RASSEGNA STAMPA
LA REPUBBLICA - Marina, la faccia scura del G8 dalla Caritas al black bloc
Genova, 16 Dicembre 2007
Chi è l´anarchica condannata a undici anni per le devastazioni del 2001
LE ORIGINI
IL LAVORO
LA MILITANZA
Marina, la faccia scura del G8 dalla Caritas al black bloc
La mamma: "Ha la coscienza a posto"
La donna dovrà anche scontare un´altra pena per gli scontri del marzo 2006
a Milano
Poche parole prima della sentenza: "Non riconosco questo stato e non
chiedo clemenza o sconti"
MARCO PREVE
Il paesino di tremila anime in una lontana valle di Lecco, l´educazione
cattolica, poi l´adesione all´anarchia, la vita in una casa occupata e
l´assistenza agli anziani con la cooperativa Caritas. Quindi il 2001 a
Genova e corso Buenos Aires a Milano nel 2006. Marina Cugnaschi, 41 anni,
un metro e sessanta per poco più di quaranta chili, è dall´altro ieri il
volto del black bloc del G8. E´ sua la condanna più pesante - 11 anni -
del processo contro i 25 imputati di devastazione e saccheggio. Alla pena
rimediata a Genova la Cugnaschi deve aggiungere altri 4 anni, sempre per
lo stesso reato, rimediati per gli scontri di corso Buenos Aires, marzo
2006 a Milano quando scoppiò la rivolta contro la manifestazione dei
neofascisti di Forza Nuova. Certo è che la condanna della Cugnaschi, se da
un lato ha già innescato il dibattito sulla necessità di rivedere le pene
per questo reato (tra i sostenitori il magistrato Livio Pepino consigliere
del Csm), dall´altro obbliga ad approfondire, se non dal punto di vista
giudiziario almeno da quello storico e sociale, il ruolo di una
manifestante che, seppur violenta, si è beccata una condanna degna di una
primula rossa del terrorismo.
«Mia figlia mi ha detto che ha la coscienza a posto e io le credo. Se è
finita in quel processo è perché ha seguito qualche compagnia sbagliata».

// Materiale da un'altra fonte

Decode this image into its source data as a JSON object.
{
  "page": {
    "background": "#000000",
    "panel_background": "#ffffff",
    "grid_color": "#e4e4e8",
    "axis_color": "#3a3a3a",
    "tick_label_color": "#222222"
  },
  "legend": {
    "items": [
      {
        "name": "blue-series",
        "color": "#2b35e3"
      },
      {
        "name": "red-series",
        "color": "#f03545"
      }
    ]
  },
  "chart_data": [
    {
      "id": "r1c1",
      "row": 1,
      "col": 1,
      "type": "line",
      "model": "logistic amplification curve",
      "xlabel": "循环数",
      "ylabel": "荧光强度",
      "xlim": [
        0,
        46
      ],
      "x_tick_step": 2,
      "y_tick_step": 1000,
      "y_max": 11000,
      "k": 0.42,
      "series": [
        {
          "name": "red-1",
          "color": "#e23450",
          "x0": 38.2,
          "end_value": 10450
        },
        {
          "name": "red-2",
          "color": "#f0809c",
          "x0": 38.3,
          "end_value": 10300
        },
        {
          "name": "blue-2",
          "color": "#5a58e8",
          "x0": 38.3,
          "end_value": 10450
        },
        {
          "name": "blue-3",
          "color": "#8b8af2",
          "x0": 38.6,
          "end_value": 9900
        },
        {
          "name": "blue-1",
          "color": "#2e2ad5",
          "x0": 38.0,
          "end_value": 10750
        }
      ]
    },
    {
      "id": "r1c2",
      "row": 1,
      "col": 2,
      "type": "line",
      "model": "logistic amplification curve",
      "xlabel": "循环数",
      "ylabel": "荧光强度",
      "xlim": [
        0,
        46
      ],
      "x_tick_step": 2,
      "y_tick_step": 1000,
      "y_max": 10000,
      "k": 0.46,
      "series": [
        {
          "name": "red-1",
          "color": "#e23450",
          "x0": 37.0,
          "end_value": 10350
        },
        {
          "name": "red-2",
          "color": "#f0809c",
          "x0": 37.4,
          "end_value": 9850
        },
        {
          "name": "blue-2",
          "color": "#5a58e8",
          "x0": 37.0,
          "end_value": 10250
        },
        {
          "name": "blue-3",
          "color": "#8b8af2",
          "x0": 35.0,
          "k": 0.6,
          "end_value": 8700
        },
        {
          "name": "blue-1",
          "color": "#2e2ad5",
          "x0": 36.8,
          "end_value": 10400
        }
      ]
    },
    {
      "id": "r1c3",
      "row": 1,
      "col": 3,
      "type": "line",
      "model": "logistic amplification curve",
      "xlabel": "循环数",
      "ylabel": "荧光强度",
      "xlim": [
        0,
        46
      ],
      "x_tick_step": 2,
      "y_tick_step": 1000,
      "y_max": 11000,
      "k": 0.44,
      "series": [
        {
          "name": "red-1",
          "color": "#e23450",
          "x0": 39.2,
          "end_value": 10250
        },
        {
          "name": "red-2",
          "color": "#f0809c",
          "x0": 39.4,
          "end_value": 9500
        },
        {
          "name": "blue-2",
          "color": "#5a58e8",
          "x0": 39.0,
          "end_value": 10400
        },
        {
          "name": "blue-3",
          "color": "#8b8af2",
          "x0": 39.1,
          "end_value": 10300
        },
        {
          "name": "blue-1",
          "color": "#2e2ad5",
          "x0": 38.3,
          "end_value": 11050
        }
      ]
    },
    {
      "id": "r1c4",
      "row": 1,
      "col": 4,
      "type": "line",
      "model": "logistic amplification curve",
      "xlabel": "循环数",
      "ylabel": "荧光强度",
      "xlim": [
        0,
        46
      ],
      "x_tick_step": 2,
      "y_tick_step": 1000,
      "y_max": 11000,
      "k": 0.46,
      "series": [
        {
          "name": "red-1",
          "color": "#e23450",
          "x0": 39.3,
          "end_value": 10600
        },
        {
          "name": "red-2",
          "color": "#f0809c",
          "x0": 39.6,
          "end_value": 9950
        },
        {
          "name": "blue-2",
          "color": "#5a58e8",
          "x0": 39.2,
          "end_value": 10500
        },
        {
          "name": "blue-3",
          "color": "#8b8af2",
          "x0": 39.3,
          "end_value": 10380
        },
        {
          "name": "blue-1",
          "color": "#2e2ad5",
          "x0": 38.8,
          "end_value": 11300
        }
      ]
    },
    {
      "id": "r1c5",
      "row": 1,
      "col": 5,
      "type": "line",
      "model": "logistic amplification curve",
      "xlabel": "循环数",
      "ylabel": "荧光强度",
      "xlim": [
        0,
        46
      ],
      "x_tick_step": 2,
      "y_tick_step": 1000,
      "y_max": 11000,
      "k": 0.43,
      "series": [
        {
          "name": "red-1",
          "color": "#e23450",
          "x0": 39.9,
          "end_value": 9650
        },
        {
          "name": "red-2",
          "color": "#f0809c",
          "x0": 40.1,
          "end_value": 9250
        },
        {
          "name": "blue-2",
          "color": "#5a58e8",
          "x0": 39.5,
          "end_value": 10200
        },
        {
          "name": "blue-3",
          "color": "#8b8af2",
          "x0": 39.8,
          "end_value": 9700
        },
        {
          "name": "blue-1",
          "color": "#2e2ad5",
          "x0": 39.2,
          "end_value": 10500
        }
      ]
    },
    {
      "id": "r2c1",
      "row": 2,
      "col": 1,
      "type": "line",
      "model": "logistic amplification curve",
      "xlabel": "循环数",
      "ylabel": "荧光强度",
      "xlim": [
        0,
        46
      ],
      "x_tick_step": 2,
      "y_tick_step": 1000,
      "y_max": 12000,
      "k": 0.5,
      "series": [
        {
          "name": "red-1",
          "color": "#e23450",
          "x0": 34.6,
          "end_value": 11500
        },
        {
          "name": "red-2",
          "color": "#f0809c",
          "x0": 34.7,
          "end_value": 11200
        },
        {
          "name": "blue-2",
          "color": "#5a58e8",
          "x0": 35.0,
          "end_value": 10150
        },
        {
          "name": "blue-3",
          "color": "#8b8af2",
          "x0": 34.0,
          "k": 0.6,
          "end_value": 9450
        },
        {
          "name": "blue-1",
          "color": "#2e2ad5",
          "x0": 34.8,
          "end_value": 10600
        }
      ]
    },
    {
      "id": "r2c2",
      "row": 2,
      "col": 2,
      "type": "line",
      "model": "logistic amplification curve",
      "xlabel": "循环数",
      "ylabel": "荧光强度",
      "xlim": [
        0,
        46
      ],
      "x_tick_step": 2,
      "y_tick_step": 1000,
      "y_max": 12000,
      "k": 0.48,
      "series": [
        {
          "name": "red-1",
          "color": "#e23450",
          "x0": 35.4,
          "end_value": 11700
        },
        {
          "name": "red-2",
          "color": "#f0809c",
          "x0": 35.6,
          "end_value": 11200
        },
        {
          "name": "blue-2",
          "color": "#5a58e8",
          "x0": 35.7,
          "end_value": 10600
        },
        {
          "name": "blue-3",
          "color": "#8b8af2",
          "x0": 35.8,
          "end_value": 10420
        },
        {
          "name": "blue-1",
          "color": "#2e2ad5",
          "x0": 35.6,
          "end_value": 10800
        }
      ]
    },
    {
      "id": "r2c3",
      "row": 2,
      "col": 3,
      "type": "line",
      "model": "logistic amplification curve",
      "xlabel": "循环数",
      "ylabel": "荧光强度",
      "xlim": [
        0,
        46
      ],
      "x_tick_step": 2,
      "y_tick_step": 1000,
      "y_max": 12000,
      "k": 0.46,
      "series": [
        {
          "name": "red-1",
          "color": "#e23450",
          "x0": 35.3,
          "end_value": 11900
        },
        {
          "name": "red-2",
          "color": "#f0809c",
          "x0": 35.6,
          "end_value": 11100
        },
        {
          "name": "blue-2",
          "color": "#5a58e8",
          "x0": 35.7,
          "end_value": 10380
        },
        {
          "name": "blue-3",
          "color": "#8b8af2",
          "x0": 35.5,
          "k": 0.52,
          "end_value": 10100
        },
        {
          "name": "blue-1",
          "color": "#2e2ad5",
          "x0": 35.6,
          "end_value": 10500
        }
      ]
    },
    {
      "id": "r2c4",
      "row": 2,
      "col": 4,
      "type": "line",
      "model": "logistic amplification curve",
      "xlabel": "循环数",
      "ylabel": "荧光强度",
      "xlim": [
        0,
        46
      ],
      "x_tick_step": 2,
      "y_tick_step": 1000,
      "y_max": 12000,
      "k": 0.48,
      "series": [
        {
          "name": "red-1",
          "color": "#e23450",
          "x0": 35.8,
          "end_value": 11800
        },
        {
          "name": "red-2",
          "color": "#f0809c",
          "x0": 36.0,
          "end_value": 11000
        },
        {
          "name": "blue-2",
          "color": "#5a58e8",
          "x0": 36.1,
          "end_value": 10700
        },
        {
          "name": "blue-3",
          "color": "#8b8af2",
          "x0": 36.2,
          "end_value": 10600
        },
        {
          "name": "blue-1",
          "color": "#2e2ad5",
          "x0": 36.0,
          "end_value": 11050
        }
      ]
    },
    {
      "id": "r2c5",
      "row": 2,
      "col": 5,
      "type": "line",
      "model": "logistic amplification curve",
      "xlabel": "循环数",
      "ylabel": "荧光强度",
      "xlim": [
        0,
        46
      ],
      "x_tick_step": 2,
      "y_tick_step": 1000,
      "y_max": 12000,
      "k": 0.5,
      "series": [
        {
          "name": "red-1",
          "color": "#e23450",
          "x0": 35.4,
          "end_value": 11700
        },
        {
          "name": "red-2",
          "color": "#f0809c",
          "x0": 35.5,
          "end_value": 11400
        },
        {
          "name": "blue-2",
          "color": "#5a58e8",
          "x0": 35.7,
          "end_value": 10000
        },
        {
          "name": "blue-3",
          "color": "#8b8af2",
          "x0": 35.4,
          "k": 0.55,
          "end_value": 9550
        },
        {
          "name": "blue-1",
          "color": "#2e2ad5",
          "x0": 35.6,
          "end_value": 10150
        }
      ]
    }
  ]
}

L´anziana madre di Marina parla al telefono dalla sua casa di Ballabio,
paesino ai piedi dei monti della Grignetta. La mamma è sempre la mamma,
d´accordo, ma forse la Cugnaschi non è neppure la leader in cui l´hanno
trasformata le centinaia di scritte sui muri tracciate durante la sua
lunga carcerazione preventiva. Marina Cugnaschi, prima del 2001, e
nonostante Milano sia una delle culle dei movimenti disobbedienti, della
sinistra extraparlamentare e del cosiddetto insurrezionalismo, non aveva
mai subito una perquisizione per indagini su attentati o terrorismo. E´
una anarchica convinta, anche se di quelle che non aderiscono alla storica
federazione del Fai. Legge molto, è colta anche se proviene da una
famiglia semplice. Negli anni ‘90 a Milano lavora per la coop "Farsi
Prossimo" legata alla Caritas. Aiuta e assiste gli anziani. Con il suo
compagno vive in una casa occupata di via Raimondi dove c´è anche il
centro sociale "Villa Okkupata" che lei però non frequenta, preferendo
quello di via Torricelli, dove c´è una libreria fornita e un caffè
autogestito. Da un paio d´anni, per mantenersi, fa anche la barista, ma è
una che si accontenta di poco e nonostante sia ormai diventata una sorta
di simbolo, alle assemblee o alle manifestazioni non è una che interviene
o prende la parola per indicare strategie e obiettivi. Prima della
sentenza però, al processo di Genova ha voluto parlare: «Non chiedo
clemenza o sconti, perché non riconosco come interlocutore l´apparato
giudiziario. Rifiuto questo sistema capitalista sempre più spietato,
escludente, e la sua classe dirigente: sono loro i devastatori e
saccheggiatori del pianeta». Adesso, per l´opinione pubblica, si porta
addosso il peso delle sue colpe e forse anche quelle di quelli che, e sono
la maggior parte, l´ha fatta franca.